I had a bit of a problem with ordering random LEDs on Ali so when I saw 8x32 WS2812 LED arrays for a good price I jumped on them. A while after the displays arrived I was looking at the train signs on the MBTA platform and was inspired. I did some measurements and designed an enclosure in Inkscape. I wanted it to be visible from across the room. It features an acrylic diffusal layer infront of a grid of holes on the layer below, which allows the light to be contained to the segment below and then has it diffuse on the layer above. After some initial trouble with scaling to fit the array, I finished cutting all the parts at the local space.
The box was assembled and the electronics put inside. A hole was cut on the other side to run a USB cable in to power the ESP8266 and Array.

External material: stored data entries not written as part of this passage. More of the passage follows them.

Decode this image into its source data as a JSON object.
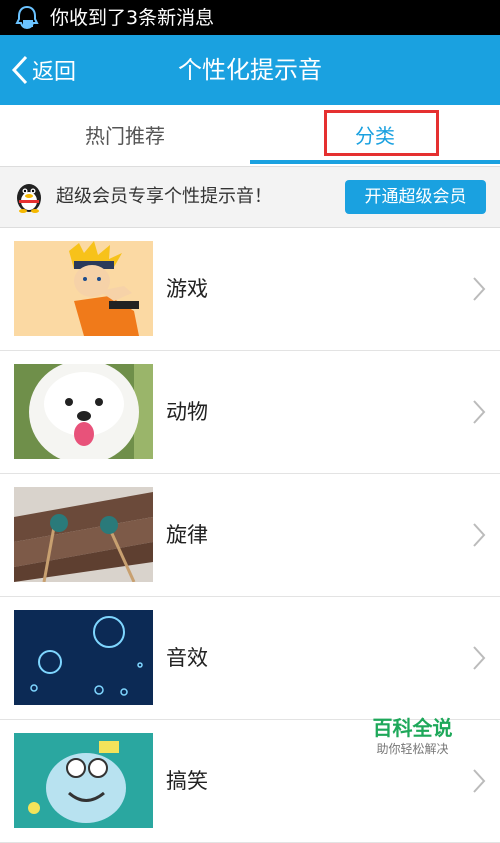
{
  "statusbar": {
    "message": "你收到了3条新消息"
  },
  "header": {
    "back_label": "返回",
    "title": "个性化提示音"
  },
  "tabs": [
    {
      "label": "热门推荐"
    },
    {
      "label": "分类",
      "selected": true
    }
  ],
  "banner": {
    "text": "超级会员专享个性提示音！",
    "button_label": "开通超级会员"
  },
  "categories": [
    {
      "label": "游戏",
      "image": "anime-character"
    },
    {
      "label": "动物",
      "image": "white-dog"
    },
    {
      "label": "旋律",
      "image": "xylophone"
    },
    {
      "label": "音效",
      "image": "water-bubbles"
    },
    {
      "label": "搞笑",
      "image": "cartoon"
    }
  ],
  "watermark": {
    "title": "百科全说",
    "subtitle": "助你轻松解决"
  },
  "colors": {
    "accent": "#1aa1e0",
    "highlight": "#e53030",
    "watermark": "#1ea85a"
  }
}
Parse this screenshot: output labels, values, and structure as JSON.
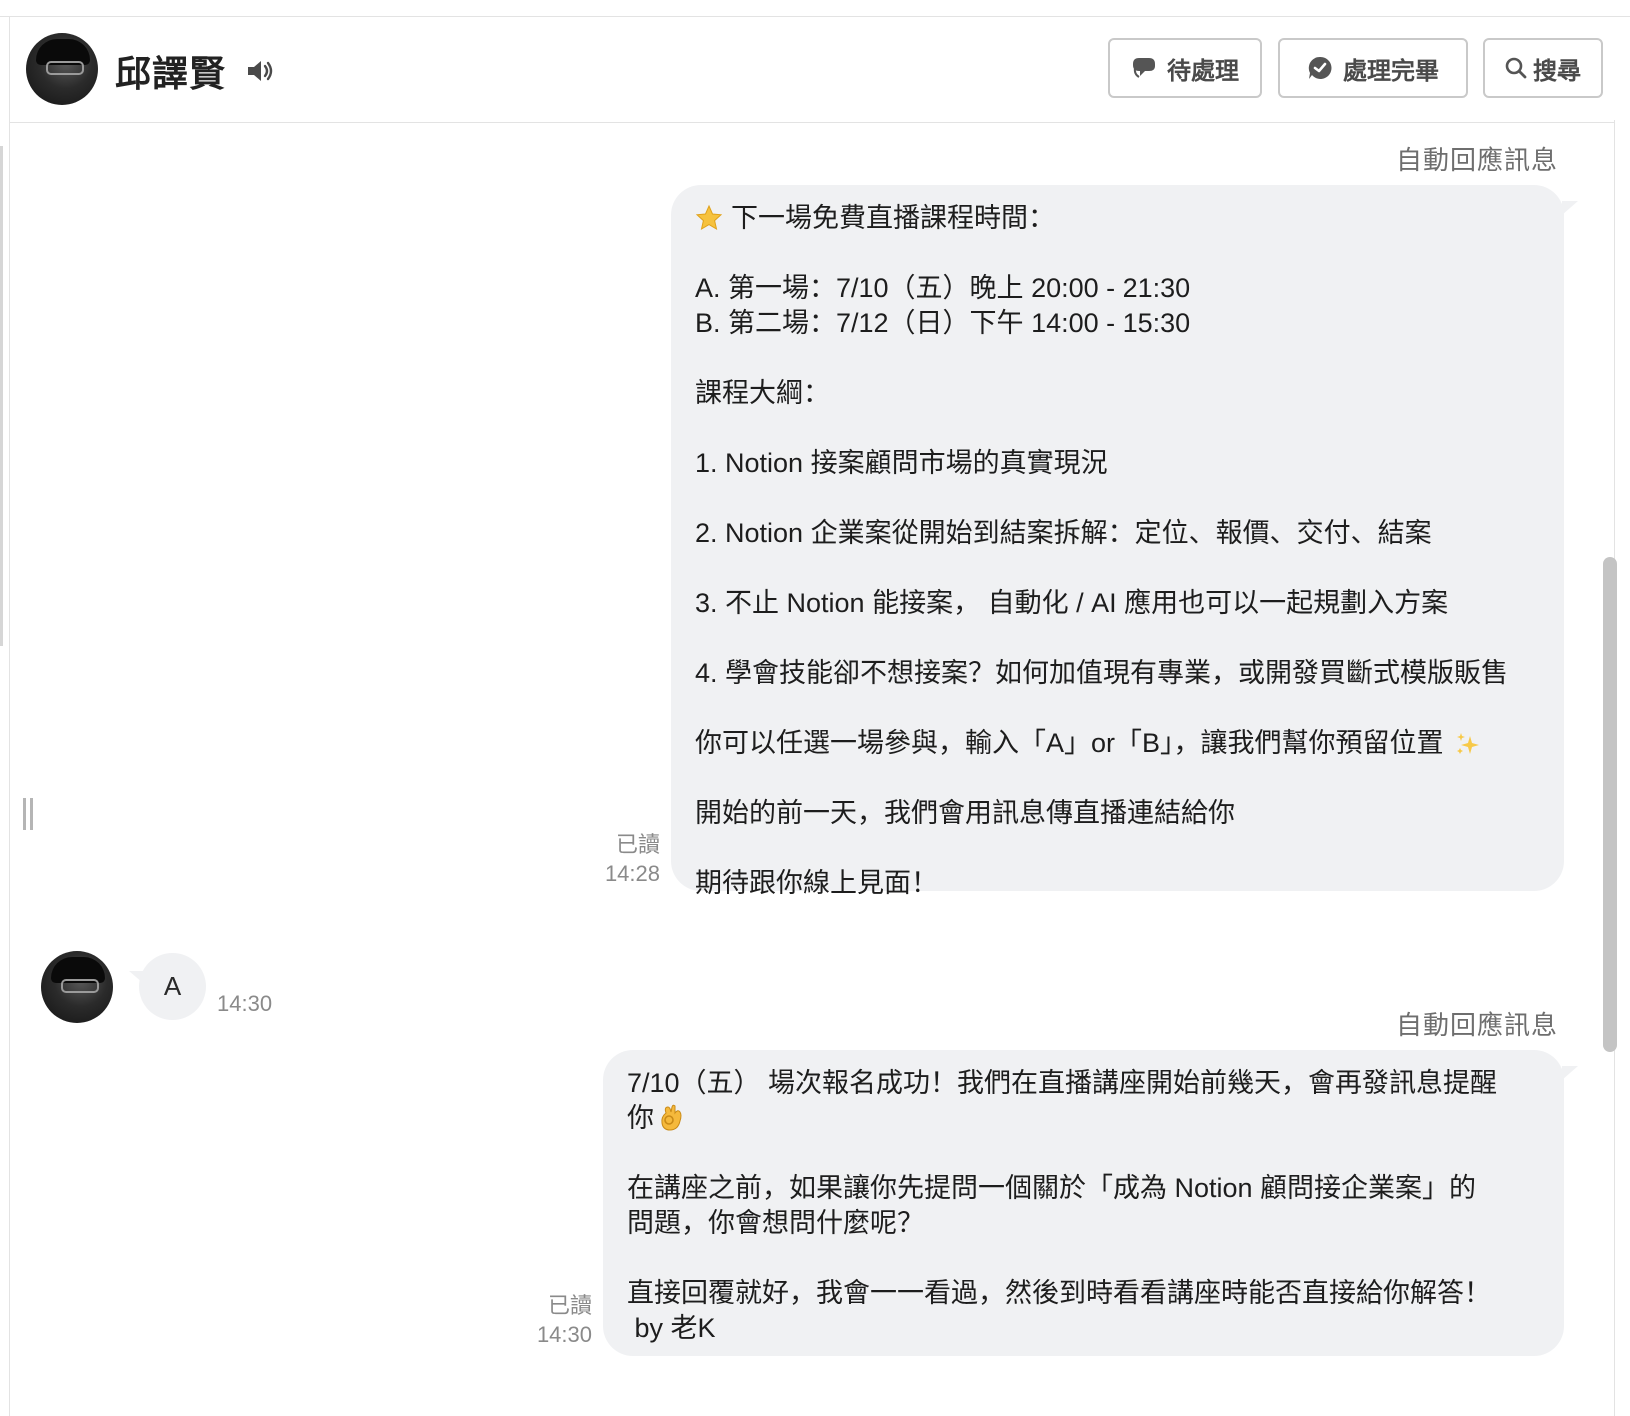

A quick of the back-of-the-napkin calculation notes that the display at full white will draw over fifteen amps, so I had to be careful to limit the number of lit pixels and thus the style of the display.
The first test involved figuring out the electrical order of the array. This was done by iterating over values and noting how the array was filled.
From there an incredibly abstract implementation was created using a series of lines representing trains and how far away from the stop they were. This was done by publishing to an MQTT topic and doing some transformation on the time and spreading it across the display. In the image above, there are four trains within twenty minutes of the station, the green ones ten+ minutes away, the yellow one less than ten and more than 3, and the red one imminent.
This implementation however, was not super friendly to people reading it. Which led to the creation of the Extensible Signage Architecture and gave it the data sources for time, weather and train distance.